技術開発  

 

「木下、こんなミス誰もしないぞ」

 技術開発係長の山田が部下の木下栄一に大声で怒鳴った。木下はやっと提出した10センチほどの厚さの書類の束を黙って見つめていた。

「明日の会議までこの計算をやり直して作っておけよ」

「あのう、もう5時を回ってますが、これを明日中となると徹夜になりそうです」

「あたりまえだろ? 原因を作ったのはお前だろうが。明日の会議に間に合わなかったらクビだ。分かったか?」

 木下はハンカチで汗を拭くと、書類の束を掴んで自分の席に戻ろうとした。ところが、足元がもつれ書類をぶちまけてしまう。 

「ああ、あー、派手にぶちまけちまって。ちゃんと書類にページは振ってあるんだろうな?」

「あ、そうでした。今度からそうします」

 あきれ返った山田は両手を上げた。木下がかがんで必死の形相で床に散らばった書類をかき集めている姿を見て思った。

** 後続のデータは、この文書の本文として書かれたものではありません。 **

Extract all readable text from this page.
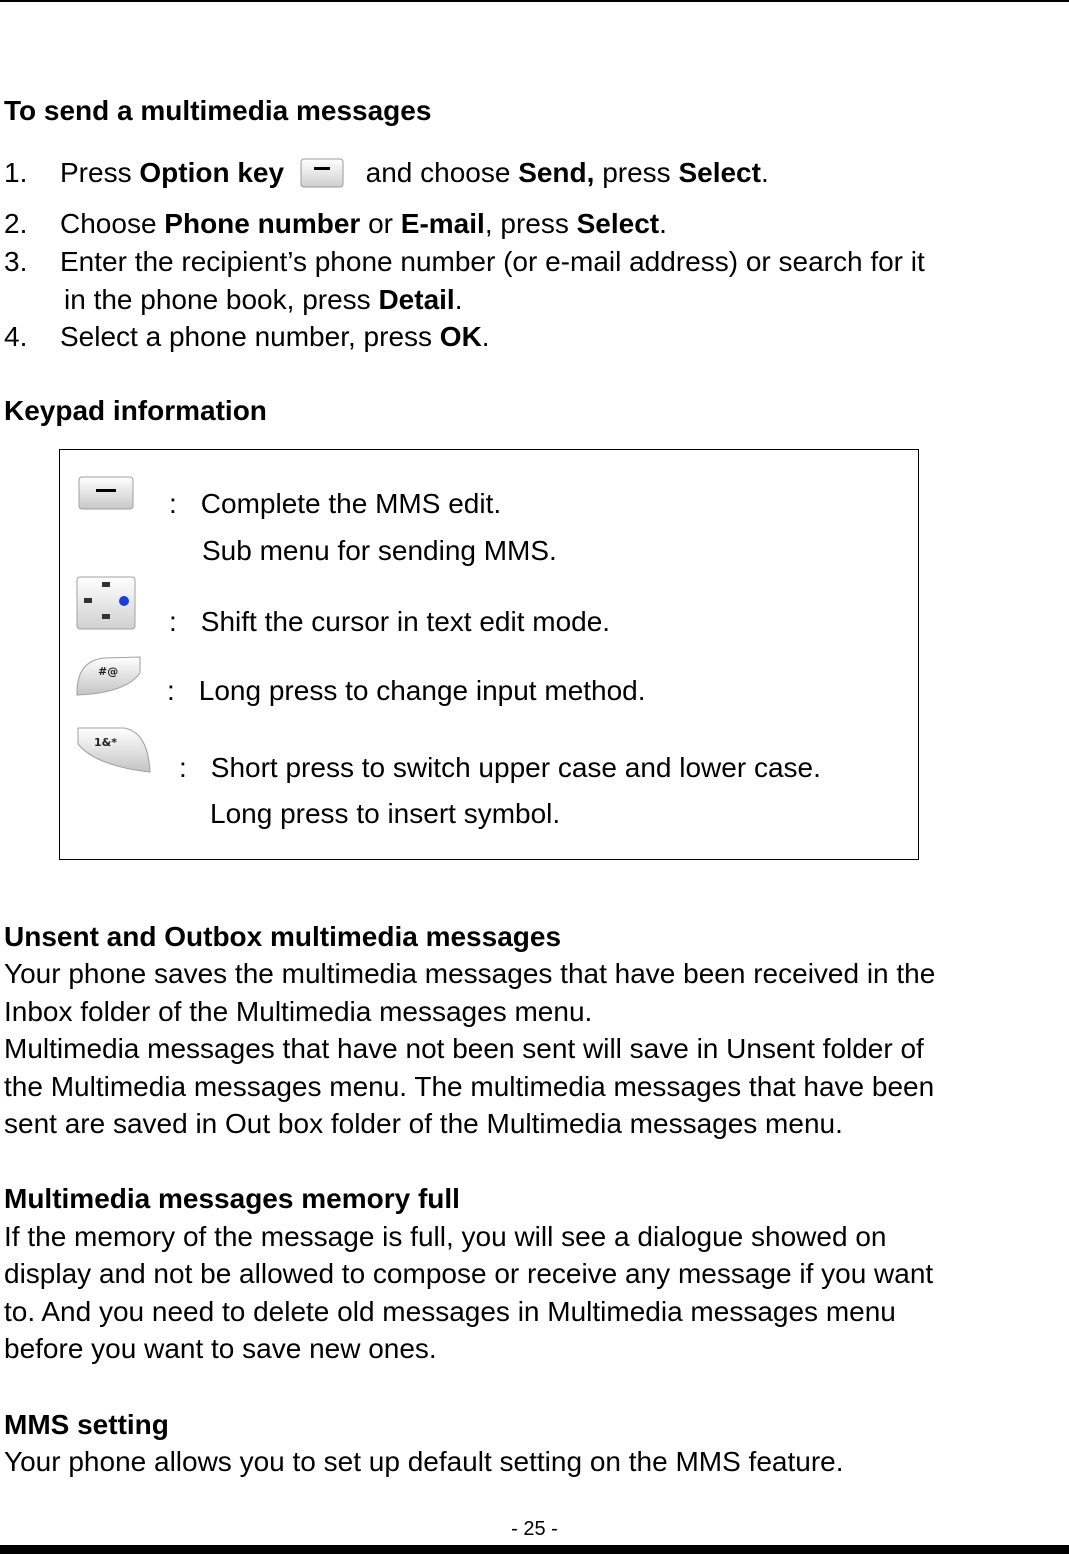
To send a multimedia messages
1. Press Option key	and choose Send, press Select.
2. Choose Phone number or E-mail, press Select.
3. Enter the recipient’s phone number (or e-mail address) or search for it
in the phone book, press Detail.
4. Select a phone number, press OK.
Keypad information
: Complete the MMS edit.
Sub menu for sending MMS.
: Shift the cursor in text edit mode.
#@
: Long press to change input method.
1&*
: Short press to switch upper case and lower case.
Long press to insert symbol.
Unsent and Outbox multimedia messages
Your phone saves the multimedia messages that have been received in the
Inbox folder of the Multimedia messages menu.
Multimedia messages that have not been sent will save in Unsent folder of
the Multimedia messages menu. The multimedia messages that have been
sent are saved in Out box folder of the Multimedia messages menu.
Multimedia messages memory full
If the memory of the message is full, you will see a dialogue showed on
display and not be allowed to compose or receive any message if you want
to. And you need to delete old messages in Multimedia messages menu
before you want to save new ones.
MMS setting
Your phone allows you to set up default setting on the MMS feature.
- 25 -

「明日の朝、あいつを締めあげたらさすがに辞めるだろうな」

  *

 翌朝、山田は意気揚々と職場に出社してきた。恐らく木下は今頃必死に書類を手直ししているに違いない。もう、タイムリミットである。もうすぐ厄介者が消えると思うとうれしかった。

 山田は職場に入るなり木下の席を見た。いなかった。

「逃げたか?」

 そう考えながら自分の席に着いた。机の上に書類の束が積まれていた。山田は慌てて書類を見直した。ミスの部分がすべて直されていた。

「誰かが手伝った?」

 職場を見回した。応接室のソファーに木下が横になっている。他には誰もいない。山田は木下の寝ているところに駆け寄ると、横になっている木下を揺すり起こした。

「おい、誰に手伝ってもらったんだ?」

「あ、係長ですか? 何とか間に合いました」

「あああ、そんなあ」

山田は心の中でつぶやいた。

起き上がった木下は山田に一礼すると、洗面所に向かった。廊下を歩く木下の陰から更に黒い影が現れた。

「木下様、あれでよろしかったのでしょうか。もっとまともな上司のいる会社の方がいいのかと存じますが」

「無能な上司でいいのだよ。我々の計画を進める上で何の支障もない。だからこそ我々が雇われてもいる」

 木下は伊賀の忍びの者の末裔である。現在はこの会社の研究成果を盗むことが主な任務である。盗むという言葉は彼には心外かもしれない。彼は通商産業省から直々に雇われている列記とした公務員である。会社の研究成果を盗み、別の会社にその成果を流す。

「先を越された」

 盗まれたとは知らない開発者たちはそう思うのである。彼らは日本の最先端技術開発を促進させる仕事を政府から極秘裏に命令されている。世界の企業は彼ら忍びの者によって意図的に研究が加速されていたのである。